Aussitôt que la déclaration de guerre fut connue, le général Jean Orbideck rassembla ses troupes, soit deux mille trois cent quatre-vingt-treize combattants sur une population de deux mille trois cent quatre-vingt-treize âmes. Les femmes, les enfants, les vieillards s’étaient joints aux hommes faits. Tout objet tranchant ou contondant était devenu une arme. Les fusils de la ville avaient été mis en réquisition. On en avait découvert cinq, dont deux sans chiens, et ils avaient été distribués à l’avant-garde. L’artillerie se composait de la vieille couleuvrine du château, prise en 1339 à l’attaque du Quesnoy, l’une des premières bouches à feu dont il soit fait mention dans l’histoire, et qui n’avait pas tiré depuis cinq siècles. D’ailleurs, point de projectiles à y fourrer, fort heureusement pour les servants de ladite pièce ; mais tel qu’il était, cet engin pouvait encore imposer à l’ennemi. Quant aux armes blanches, elles avaient été puisées dans le musée d’antiquités, haches de silex, heaumes, masses d’armes, francisques, framées, guisardes, pertuisanes, verdiers, rapières, etc., et aussi dans ces arsenaux particuliers, connus généralement sous les noms d’offices et de cuisines.
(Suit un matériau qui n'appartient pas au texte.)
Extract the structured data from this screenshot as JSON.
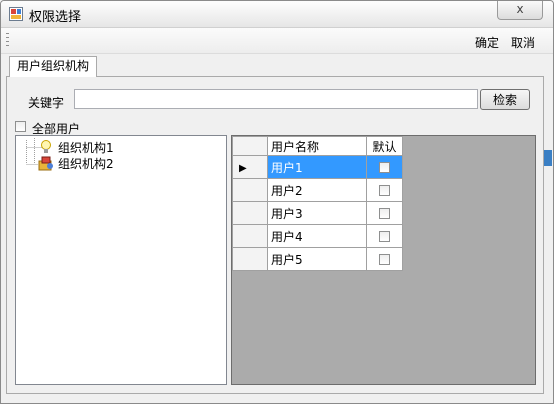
{
  "window": {
    "title": "权限选择",
    "close_glyph": "x"
  },
  "toolbar": {
    "ok_label": "确定",
    "cancel_label": "取消"
  },
  "tabs": [
    {
      "label": "用户组织机构"
    }
  ],
  "search": {
    "label": "关键字",
    "value": "",
    "button_label": "检索"
  },
  "all_users": {
    "label": "全部用户",
    "checked": false
  },
  "tree": {
    "nodes": [
      {
        "label": "组织机构1",
        "icon": "lightbulb-icon"
      },
      {
        "label": "组织机构2",
        "icon": "org-folder-icon"
      }
    ]
  },
  "grid": {
    "columns": {
      "name": "用户名称",
      "default": "默认"
    },
    "rows": [
      {
        "name": "用户1",
        "default": false,
        "selected": true
      },
      {
        "name": "用户2",
        "default": false
      },
      {
        "name": "用户3",
        "default": false
      },
      {
        "name": "用户4",
        "default": false
      },
      {
        "name": "用户5",
        "default": false
      }
    ]
  },
  "colors": {
    "selection": "#3399ff",
    "grid_background": "#ababab"
  }
}
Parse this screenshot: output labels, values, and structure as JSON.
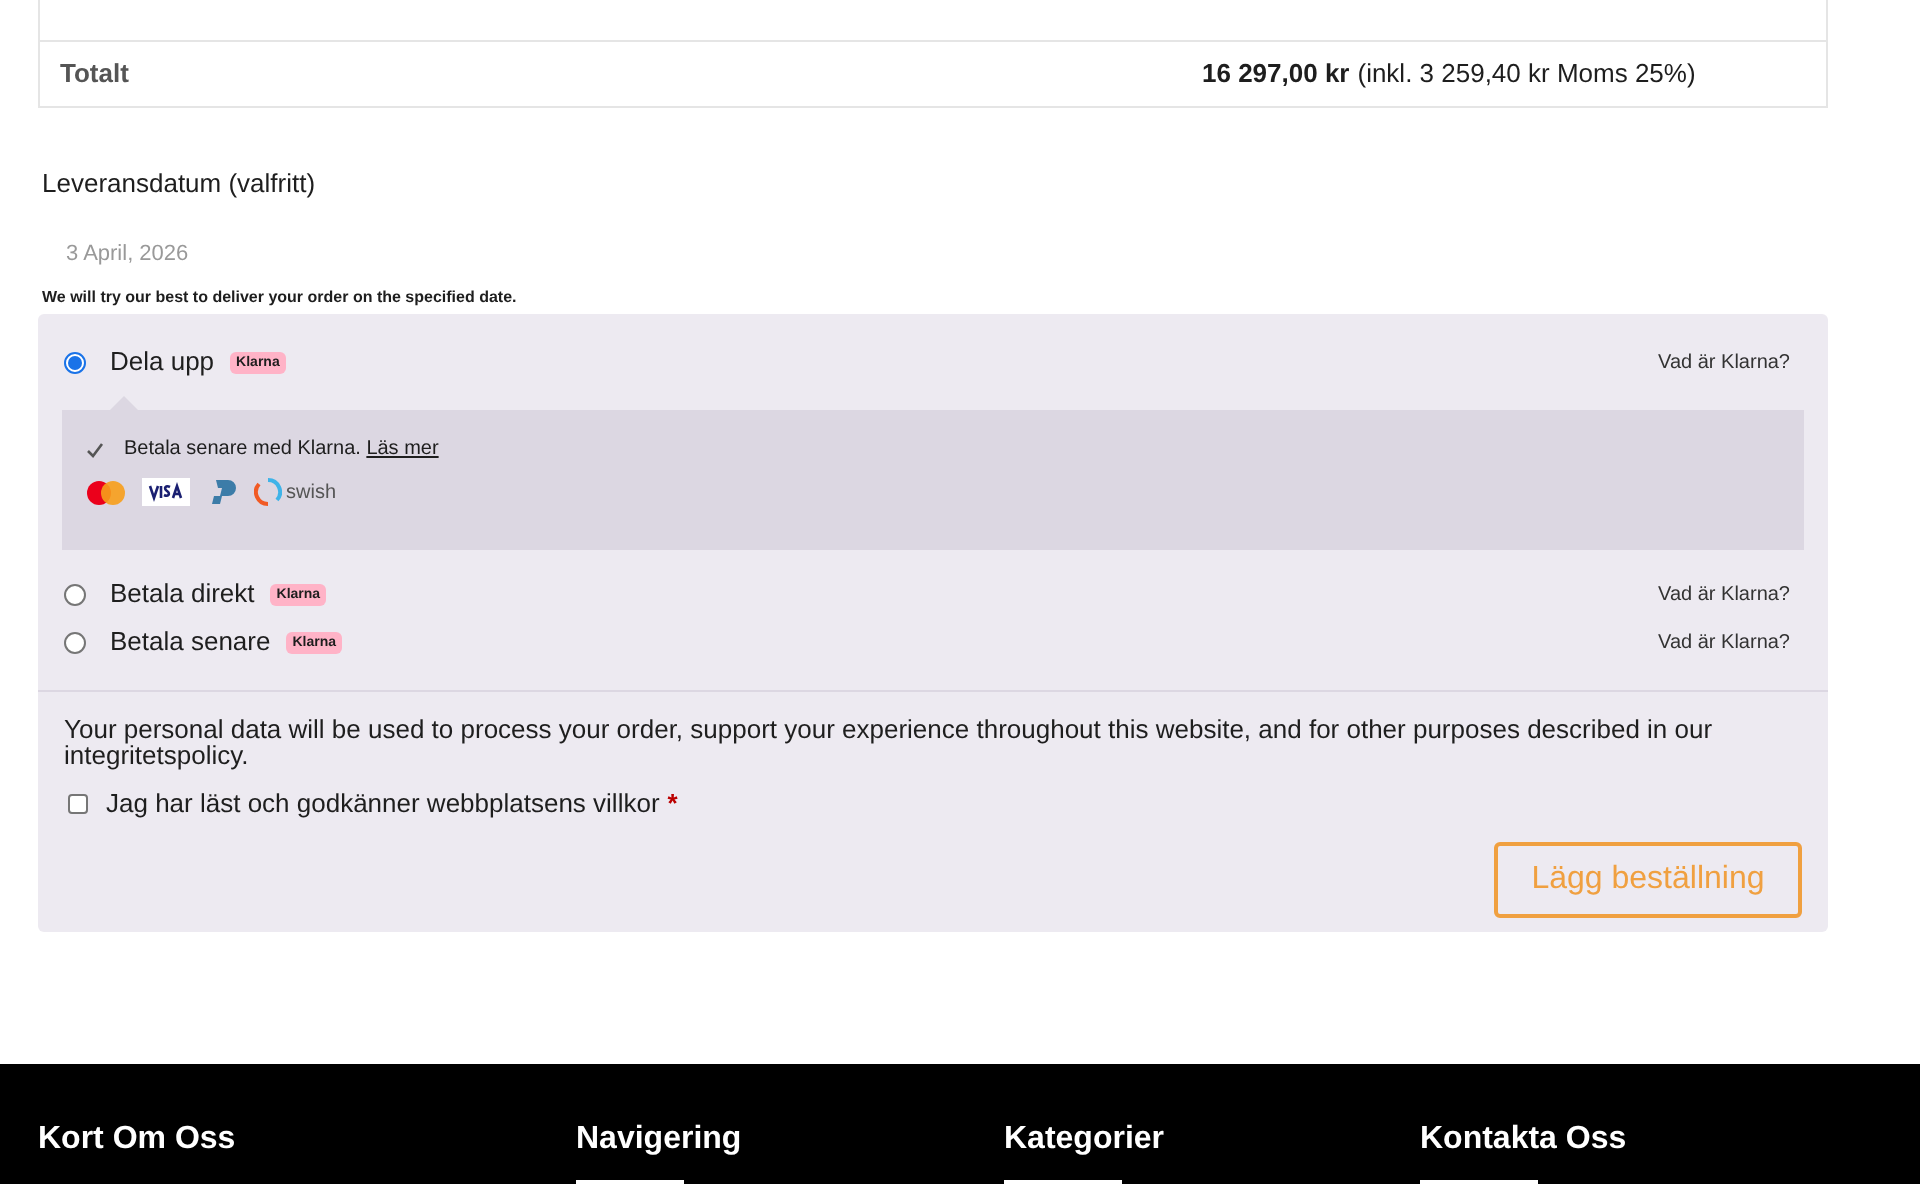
{
  "total": {
    "label": "Totalt",
    "amount": "16 297,00 kr",
    "tax_note": "(inkl. 3 259,40 kr Moms 25%)"
  },
  "delivery_date": {
    "label": "Leveransdatum (valfritt)",
    "value": "3 April, 2026",
    "note": "We will try our best to deliver your order on the specified date."
  },
  "payment_methods": [
    {
      "label": "Dela upp",
      "badge": "Klarna",
      "info_link": "Vad är Klarna?",
      "selected": true,
      "details": {
        "text": "Betala senare med Klarna.",
        "link": "Läs mer",
        "swish_wordmark": "swish"
      }
    },
    {
      "label": "Betala direkt",
      "badge": "Klarna",
      "info_link": "Vad är Klarna?",
      "selected": false
    },
    {
      "label": "Betala senare",
      "badge": "Klarna",
      "info_link": "Vad är Klarna?",
      "selected": false
    }
  ],
  "privacy_text": "Your personal data will be used to process your order, support your experience throughout this website, and for other purposes described in our integritetspolicy.",
  "terms": {
    "label": "Jag har läst och godkänner webbplatsens villkor",
    "required_mark": "*",
    "checked": false
  },
  "place_order_button": "Lägg beställning",
  "footer": {
    "headings": [
      "Kort Om Oss",
      "Navigering",
      "Kategorier",
      "Kontakta Oss"
    ]
  }
}
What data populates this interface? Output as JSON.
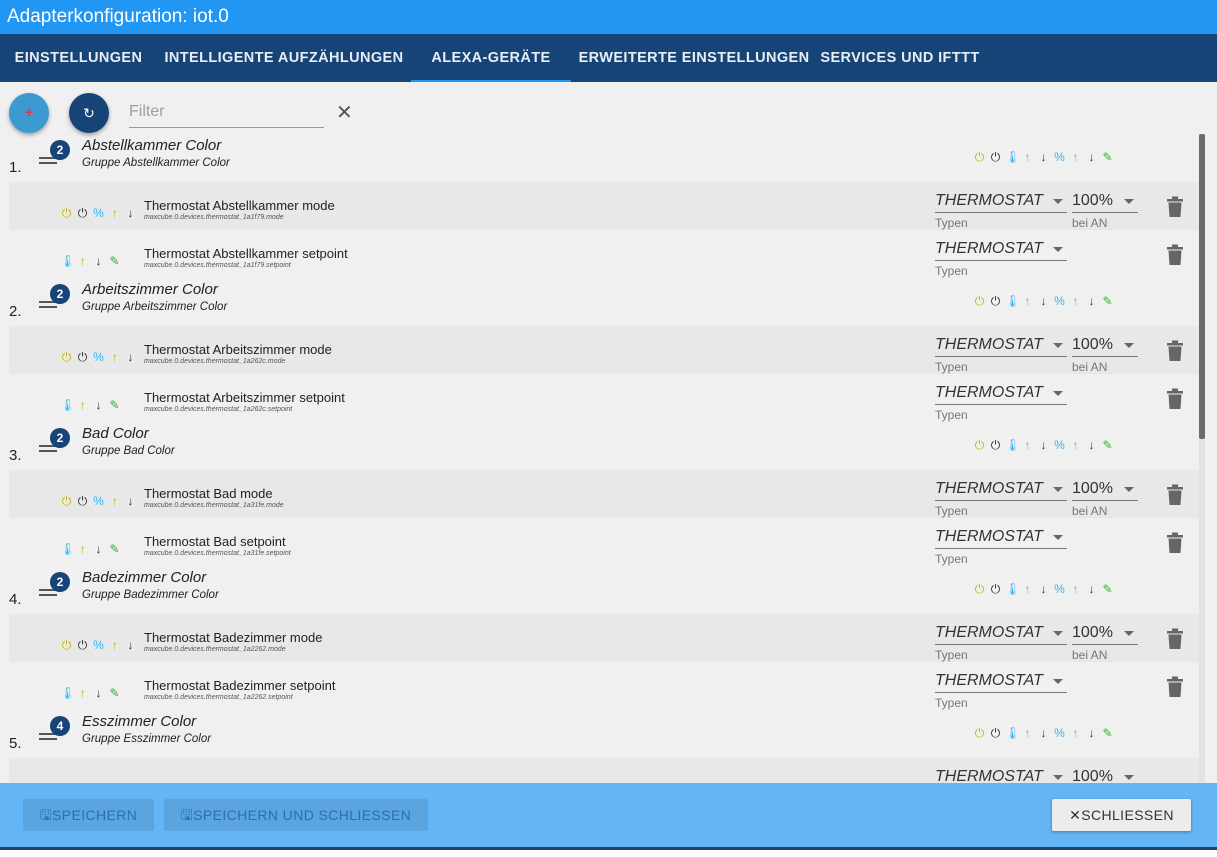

Mais le courage, le bon droit, la haine de l’étranger, le désir de la vengeance devaient tenir lieu d’engins plus perfectionnés et remplacer — du moins on l’espérait — les mitrailleuses modernes et les canons se chargeant par la culasse.

Une revue fut passée. Pas un citoyen ne manqua à l’appel. Le général Orbideck, peu solide sur son cheval, qui était un animal malin, tomba trois fois devant le front de l’armée : mais il se releva sans s’être blessé, ce qui fut considéré comme un augure favorable. Le bourgmestre, le conseiller, le commissaire civil, le grand-juge, le percepteur, le banquier, le recteur, enfin tous les notables de la cité marchaient en tête. Il n’y eut pas une larme répandue ni par les mères, ni par les sœurs, ni par les filles. Elles poussaient leurs maris, leurs pères, leurs frères au combat, et les suivaient même en formant l’arrière-garde, sous les ordres de la courageuse Mme  van Tricasse.

La trompette du crieur Jean Mistrol retentit ; l’armée s’ébranla, quitta la place, et, poussant des cris féroces, elle se dirigea vers la porte d’Audenarde.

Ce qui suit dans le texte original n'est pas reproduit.